Wednesday, May 11, 2011

How to Read Remix, Thus, Creating Your Own Remix: A Step-by-Step Guide

Lawrence Lessig is on to something in his work, Remix. My interpretation of his most blatant theme is probably skewed by my bias as a future teacher, but I see it as this: Remixing (taking others' work and building upon it in a community of sharing that is greatly enhanced by more reasonable copyright laws) is highly beneficial to education, whether it be formal education or lifelong learning. This overview of Lessig's work is completely my own interpretation; in fact, I put my own educational spin on it that Lessig might have never intended. I just created (a completely copyright-appropriate) remix. I was able to do so because of the method I took in consuming the work. I did not read it front to back. Here is how I did it how you can remix your own remix:

1) Skim over the online version of the book, primarily looking at the chapter titles and section headings, reading through his introduction, and glancing over some anecdotes.

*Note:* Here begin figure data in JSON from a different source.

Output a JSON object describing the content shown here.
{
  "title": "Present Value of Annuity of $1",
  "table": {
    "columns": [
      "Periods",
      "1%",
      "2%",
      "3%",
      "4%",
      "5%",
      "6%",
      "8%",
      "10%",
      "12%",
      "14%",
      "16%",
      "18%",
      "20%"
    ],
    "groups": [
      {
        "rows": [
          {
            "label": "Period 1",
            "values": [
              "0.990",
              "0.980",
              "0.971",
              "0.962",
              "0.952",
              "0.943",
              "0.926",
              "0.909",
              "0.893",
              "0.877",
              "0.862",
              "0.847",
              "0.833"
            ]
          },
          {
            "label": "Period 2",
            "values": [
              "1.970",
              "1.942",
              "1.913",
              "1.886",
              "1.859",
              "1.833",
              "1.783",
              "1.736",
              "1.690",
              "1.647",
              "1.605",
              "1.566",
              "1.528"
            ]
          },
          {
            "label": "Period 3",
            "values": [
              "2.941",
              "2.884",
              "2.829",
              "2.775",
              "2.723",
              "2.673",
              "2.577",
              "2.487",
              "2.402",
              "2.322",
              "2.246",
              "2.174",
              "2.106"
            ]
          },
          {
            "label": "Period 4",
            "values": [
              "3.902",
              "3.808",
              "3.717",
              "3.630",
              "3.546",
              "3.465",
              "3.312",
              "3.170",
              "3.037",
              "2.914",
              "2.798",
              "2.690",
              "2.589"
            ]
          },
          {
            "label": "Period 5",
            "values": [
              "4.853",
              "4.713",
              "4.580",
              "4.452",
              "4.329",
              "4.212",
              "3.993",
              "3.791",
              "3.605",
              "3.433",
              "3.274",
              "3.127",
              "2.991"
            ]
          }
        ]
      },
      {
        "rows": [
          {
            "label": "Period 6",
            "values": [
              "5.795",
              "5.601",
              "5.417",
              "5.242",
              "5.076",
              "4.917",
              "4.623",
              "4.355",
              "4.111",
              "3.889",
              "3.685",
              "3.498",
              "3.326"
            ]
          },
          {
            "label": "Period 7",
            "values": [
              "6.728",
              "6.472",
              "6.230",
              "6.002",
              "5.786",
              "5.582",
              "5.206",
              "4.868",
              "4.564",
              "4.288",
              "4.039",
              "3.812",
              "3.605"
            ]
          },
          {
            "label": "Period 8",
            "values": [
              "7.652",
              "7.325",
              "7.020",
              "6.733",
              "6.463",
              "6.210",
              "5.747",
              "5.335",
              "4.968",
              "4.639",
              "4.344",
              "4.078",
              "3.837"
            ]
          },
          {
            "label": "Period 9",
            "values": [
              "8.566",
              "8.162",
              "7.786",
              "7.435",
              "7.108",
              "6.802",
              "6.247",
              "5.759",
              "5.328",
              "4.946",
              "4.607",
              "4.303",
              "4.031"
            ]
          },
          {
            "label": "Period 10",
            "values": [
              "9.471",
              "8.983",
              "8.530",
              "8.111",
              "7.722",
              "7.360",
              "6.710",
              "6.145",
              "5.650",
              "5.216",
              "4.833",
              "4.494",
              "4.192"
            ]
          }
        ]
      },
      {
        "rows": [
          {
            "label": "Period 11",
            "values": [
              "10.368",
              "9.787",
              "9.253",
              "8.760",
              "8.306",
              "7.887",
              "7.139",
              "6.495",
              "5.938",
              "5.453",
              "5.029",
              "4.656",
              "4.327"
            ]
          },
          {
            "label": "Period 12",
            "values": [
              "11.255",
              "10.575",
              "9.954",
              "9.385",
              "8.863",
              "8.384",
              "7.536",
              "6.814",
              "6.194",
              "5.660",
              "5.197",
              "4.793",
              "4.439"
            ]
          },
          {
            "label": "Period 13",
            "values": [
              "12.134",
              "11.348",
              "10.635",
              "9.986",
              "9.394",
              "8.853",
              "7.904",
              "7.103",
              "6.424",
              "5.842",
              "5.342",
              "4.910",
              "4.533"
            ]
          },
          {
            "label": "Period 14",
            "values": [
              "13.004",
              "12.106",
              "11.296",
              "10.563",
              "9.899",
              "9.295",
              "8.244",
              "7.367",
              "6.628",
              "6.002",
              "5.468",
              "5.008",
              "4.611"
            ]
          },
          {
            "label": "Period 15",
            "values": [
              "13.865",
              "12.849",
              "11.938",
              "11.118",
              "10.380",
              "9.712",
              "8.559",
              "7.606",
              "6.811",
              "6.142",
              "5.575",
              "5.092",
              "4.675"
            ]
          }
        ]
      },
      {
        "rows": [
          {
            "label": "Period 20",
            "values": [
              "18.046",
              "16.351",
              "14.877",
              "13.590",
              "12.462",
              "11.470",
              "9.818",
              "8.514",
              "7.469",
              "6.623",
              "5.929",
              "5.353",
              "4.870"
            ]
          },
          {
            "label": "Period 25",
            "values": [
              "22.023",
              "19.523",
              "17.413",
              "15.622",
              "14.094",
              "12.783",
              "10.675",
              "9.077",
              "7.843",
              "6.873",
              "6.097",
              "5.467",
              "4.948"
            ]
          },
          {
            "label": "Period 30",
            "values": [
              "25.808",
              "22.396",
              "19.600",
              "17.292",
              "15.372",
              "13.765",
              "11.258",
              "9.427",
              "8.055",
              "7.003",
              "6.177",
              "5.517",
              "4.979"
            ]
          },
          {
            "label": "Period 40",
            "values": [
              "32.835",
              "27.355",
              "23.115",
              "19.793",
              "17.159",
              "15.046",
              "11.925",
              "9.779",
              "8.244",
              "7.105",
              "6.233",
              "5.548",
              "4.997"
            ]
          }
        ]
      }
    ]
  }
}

2) See what wikipedia has to say about the work. Click links that teach you about the author. Glance over summaries of some of his other works.

3) Go to and look through what others have to say about the book.

4) Look through others' blogs on the book using Google's blog search feature.

This method of reading a book takes away the author's connection with the readers, which is why such a method would be inappropriate for many texts. For Remix, though, it was perfect. I learned what I needed to learn, and I was able to learn it in the context of what I care about rather than what the author wants me to care about.

1 comment:

  1. I think you're right about remixing being a positive phenomenon as far as it concerns teaching. So often I feel like I'm presented with the same material in classes because it's what isn't copyrighted and therefore widely available.